After exhausting his eligibility, Erbaugh spent one year as a graduate assistant for the Gamecocks, while also teaching in school. He returned to the valley and settled down, working as a banker for several years before joining Rockingham Redi-Mix, a concrete production company that serves the New River and Shenandoah Valley. Since that graduate year at South Carolina, Erbaugh had been away from coaching and baseball—until the call came from Wease.

“I had just retired two months ago, and it freed up my time to do what I’m doing with the Turks.”

Erbaugh did have previous experience with Harrisonburg, having played with them for five seasons back in the day. There are a few things that have changed between now and then.

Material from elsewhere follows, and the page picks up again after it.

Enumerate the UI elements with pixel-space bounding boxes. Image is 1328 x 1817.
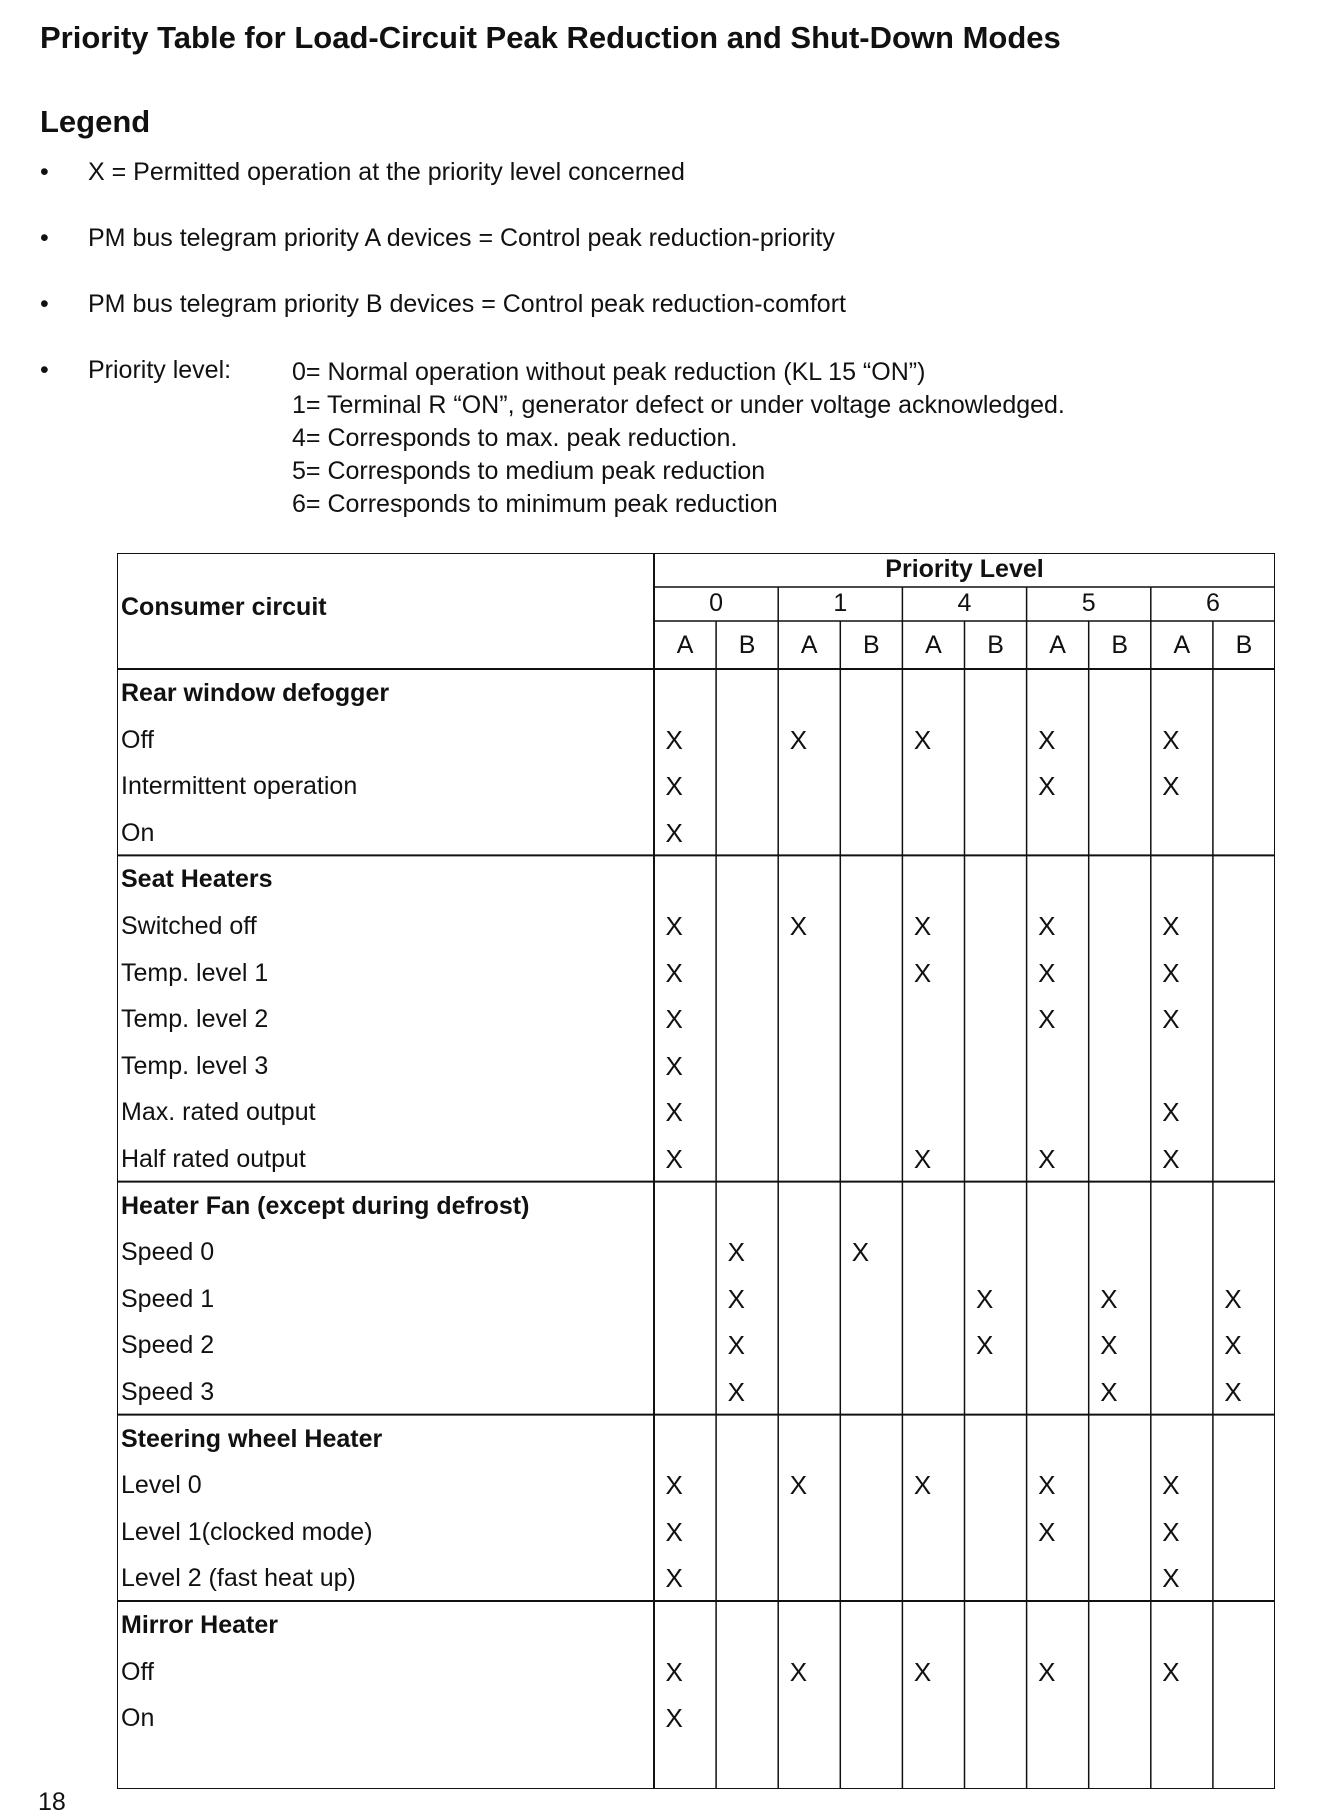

“Back then, you worked during the day and played at night,” Erbaugh said. “These guys today are able to enjoy playing in the summer a lot more than we did.”

For Harrisonburg, the season is still young, and Erbaugh is still trying to get a feel for the qualities of the pitching staff.

“We’ve only played two games and you can’t evaluate anybody until you get into game situations,” he noted. “It’s hard to evaluate anyone without several opportunities. There’s lots of arms out there, but it’s too early to separate abilities. For a pitcher, the main thing as far as I know is to throw strikes.”

Reiterating the point about how much the players have improved over the years, Erbaugh said that watching the Turks is almost like watching a minor league game. The level of play, in addition to the quality of the facilities, is the highest it’s ever been.

“I wouldn’t know why any baseball fan in Harrisonburg wouldn’t want to come watch the Turks. It gives you a feel for what good baseball can be.”